TURKEY, TURKEY, 14/06/2010
The International Press Institute (IPI) calls on the judiciary in Turkey to overturn the sentence imposed on Irfan Aktan, a Turkish journalist, for an article he wrote in October 2009. The journalist was sentenced on 4 June to a year and three months in prison, and a fine of 16,000 Turkish Lira was imposed on Merve Erol, the editor of Express, the fortnightly magazine that published the article. The two journalists were found guilty of dispersing propaganda relating to a terrorist organization, under Article 7 of the Turkish anti-terror law.
The lawyer for Aktan has said they will appeal the sentence. The article in question was entitled Weather Conditions in the Region and in Qandil / No Solution without Fighting, and appeared in the magazine on 15 October 2009. According to the Centre for Law and Social Justice in Turkey, the prosecutor argued that the writing encourages the readers to violence and shows resort to violence as a necessary and rightful measure.
The journalist, however, argued that the interviews were not propaganda, and were permissible under the public's right to be informed about facts and diverse opinions.

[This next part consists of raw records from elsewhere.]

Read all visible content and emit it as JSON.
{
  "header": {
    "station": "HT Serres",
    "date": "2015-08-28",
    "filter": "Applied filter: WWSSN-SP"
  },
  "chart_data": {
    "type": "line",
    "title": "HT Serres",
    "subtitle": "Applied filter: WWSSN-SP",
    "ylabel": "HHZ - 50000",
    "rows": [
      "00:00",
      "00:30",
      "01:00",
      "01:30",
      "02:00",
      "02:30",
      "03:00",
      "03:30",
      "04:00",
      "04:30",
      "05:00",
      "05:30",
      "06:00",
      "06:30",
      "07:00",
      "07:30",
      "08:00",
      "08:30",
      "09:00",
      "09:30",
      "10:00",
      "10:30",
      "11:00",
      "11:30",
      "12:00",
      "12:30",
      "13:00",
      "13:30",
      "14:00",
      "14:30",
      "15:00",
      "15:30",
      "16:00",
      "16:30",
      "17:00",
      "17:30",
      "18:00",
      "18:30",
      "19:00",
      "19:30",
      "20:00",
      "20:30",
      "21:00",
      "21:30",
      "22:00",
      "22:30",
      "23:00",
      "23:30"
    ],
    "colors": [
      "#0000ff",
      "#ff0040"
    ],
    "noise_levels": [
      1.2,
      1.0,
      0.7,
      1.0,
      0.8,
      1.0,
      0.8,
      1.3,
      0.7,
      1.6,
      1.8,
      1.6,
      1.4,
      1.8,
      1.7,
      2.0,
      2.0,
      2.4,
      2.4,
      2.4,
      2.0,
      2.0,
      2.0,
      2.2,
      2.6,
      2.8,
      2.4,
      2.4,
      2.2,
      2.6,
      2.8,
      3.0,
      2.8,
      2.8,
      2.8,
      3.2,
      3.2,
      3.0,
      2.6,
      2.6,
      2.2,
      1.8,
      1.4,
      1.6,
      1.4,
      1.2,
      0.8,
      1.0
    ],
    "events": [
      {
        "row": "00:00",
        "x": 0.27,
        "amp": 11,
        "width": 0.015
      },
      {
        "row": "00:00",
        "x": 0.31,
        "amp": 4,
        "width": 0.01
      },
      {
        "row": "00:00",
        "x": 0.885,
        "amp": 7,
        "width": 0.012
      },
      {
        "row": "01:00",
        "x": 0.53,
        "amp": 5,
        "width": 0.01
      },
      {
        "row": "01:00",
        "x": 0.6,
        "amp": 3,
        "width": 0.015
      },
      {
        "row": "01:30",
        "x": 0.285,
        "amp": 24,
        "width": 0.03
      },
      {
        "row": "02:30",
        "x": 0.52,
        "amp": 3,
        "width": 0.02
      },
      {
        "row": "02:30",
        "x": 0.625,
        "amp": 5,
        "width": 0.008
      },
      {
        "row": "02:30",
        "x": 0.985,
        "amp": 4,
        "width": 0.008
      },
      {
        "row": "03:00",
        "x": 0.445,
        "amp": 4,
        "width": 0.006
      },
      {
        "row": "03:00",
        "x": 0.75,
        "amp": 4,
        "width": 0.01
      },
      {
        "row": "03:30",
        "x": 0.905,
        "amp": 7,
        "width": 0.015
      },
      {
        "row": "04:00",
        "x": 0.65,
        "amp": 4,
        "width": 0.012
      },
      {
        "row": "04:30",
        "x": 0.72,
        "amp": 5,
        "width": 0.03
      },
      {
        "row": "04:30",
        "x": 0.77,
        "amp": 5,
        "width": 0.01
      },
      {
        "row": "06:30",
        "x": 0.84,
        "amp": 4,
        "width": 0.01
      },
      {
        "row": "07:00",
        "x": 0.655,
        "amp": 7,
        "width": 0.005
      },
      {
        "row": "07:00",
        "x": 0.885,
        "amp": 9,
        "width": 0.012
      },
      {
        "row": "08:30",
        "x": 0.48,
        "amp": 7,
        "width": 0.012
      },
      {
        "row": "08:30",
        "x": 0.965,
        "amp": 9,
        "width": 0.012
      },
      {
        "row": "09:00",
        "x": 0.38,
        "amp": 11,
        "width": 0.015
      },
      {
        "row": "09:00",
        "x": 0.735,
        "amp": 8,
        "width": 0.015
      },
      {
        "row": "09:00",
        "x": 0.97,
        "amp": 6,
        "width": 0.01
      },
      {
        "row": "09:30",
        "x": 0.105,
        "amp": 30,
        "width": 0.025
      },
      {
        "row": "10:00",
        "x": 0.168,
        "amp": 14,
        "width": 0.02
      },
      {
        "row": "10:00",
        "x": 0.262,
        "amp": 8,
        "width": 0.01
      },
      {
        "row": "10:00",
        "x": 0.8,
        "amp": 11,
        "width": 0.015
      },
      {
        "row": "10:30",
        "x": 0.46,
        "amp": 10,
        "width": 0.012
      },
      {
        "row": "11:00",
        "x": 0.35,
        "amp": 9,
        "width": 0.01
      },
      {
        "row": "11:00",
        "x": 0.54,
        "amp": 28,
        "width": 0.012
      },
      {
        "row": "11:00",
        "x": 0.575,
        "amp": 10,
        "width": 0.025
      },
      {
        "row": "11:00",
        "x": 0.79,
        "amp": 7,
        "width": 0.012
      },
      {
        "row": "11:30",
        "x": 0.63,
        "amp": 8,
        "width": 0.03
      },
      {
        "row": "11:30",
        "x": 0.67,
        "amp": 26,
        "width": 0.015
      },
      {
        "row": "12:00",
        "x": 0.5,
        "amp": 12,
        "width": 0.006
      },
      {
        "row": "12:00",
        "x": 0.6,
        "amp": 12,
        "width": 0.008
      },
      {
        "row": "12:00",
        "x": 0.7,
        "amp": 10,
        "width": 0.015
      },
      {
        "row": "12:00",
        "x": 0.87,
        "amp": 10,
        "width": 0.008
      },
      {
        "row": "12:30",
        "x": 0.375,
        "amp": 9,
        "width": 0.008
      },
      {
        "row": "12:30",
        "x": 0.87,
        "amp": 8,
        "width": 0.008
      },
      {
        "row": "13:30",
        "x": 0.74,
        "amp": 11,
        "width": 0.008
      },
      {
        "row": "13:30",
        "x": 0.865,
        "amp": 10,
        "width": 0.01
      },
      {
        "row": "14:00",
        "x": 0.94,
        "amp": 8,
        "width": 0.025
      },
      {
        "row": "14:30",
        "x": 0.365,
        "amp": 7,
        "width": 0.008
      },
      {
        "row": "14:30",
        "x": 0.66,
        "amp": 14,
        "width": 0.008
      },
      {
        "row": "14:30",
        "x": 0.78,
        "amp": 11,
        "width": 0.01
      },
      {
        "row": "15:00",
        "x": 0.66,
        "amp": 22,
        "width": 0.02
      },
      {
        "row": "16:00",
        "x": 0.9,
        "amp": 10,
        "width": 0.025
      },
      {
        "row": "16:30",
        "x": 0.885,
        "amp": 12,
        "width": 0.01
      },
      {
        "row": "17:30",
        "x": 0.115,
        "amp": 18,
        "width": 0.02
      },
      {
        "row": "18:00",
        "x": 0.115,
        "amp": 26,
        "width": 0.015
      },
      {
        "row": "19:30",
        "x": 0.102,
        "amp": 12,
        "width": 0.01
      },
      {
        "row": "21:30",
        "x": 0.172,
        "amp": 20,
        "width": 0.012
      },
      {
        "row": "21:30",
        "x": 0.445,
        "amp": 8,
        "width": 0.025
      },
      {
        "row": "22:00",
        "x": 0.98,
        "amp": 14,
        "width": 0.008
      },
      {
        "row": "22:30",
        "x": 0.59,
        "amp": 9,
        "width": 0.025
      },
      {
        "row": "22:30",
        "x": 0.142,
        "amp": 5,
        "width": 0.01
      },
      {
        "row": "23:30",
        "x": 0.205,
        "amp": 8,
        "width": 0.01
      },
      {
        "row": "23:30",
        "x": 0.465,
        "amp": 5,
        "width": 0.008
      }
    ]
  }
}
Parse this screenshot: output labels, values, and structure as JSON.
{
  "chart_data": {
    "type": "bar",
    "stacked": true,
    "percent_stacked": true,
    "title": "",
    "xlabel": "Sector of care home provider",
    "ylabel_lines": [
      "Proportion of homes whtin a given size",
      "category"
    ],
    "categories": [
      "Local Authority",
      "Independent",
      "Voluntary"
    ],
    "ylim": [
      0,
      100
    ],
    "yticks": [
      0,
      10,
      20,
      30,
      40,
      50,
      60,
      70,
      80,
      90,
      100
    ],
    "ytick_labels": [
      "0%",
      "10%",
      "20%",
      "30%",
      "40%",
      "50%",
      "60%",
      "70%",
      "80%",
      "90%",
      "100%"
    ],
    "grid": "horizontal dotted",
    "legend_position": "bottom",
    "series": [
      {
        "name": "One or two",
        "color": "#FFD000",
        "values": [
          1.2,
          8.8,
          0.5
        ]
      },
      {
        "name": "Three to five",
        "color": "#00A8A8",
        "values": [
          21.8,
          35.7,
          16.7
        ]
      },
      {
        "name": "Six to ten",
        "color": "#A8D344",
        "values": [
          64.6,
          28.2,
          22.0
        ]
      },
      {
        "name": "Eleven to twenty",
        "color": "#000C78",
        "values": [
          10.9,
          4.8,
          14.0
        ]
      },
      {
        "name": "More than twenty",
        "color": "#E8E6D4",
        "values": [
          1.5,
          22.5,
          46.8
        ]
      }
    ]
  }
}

Turkey has repeatedly used its restrictive anti-terror law as a means of muzzling the media. Also on 4 June, according to the media monitoring agency Bianet, a Turkish criminal court found newspaper executives Filiz Kocali and Ramazan Pekgoz guilty under the same clause for interviews carried out in Northern Iraq with Murat Karayylan, the top commander of the Kurdistan Workers' Party, which is locked in a fierce battle with Turkish security forces in the Kandil mountains, and is considered a terrorist organisation by Turkey, the European Union, the United States and many other countries. Kocali and Pekgoz face seven-and-a-half years in prison each.
In April, Vedat Kursun, former editor of the Kurdish daily, Azadiya Welat, was sentenced by a Turkish court to three years in prison in connection with two articles deemed to have spread propaganda for the PKK.
In February this year, IPI reported on the December sentencing of the editor of a Kurdish newspaper to 21 years in prison for publishing what the court called Kurdish propaganda, only two weeks after the European Court of Human Rights ordered Turkey to pay over 40,000 Euros to 20 Turkish journalists as compensation for having violated their rights.
According to a report compiled by Bianet, a total of 103 people, including 15 journalists, were arraigned in the first quarter of the year alone on charges relating to the anti- terror law.
"Turkey's repeated use of the anti-terror law against journalists whose opinions and writing are unfavorable to the state is clearly calculated to stifle criticism by any means possible", said IPI Director David Dadge. "We call on the Istanbul High Court to allow Aktan's appeal and overturn this sentence".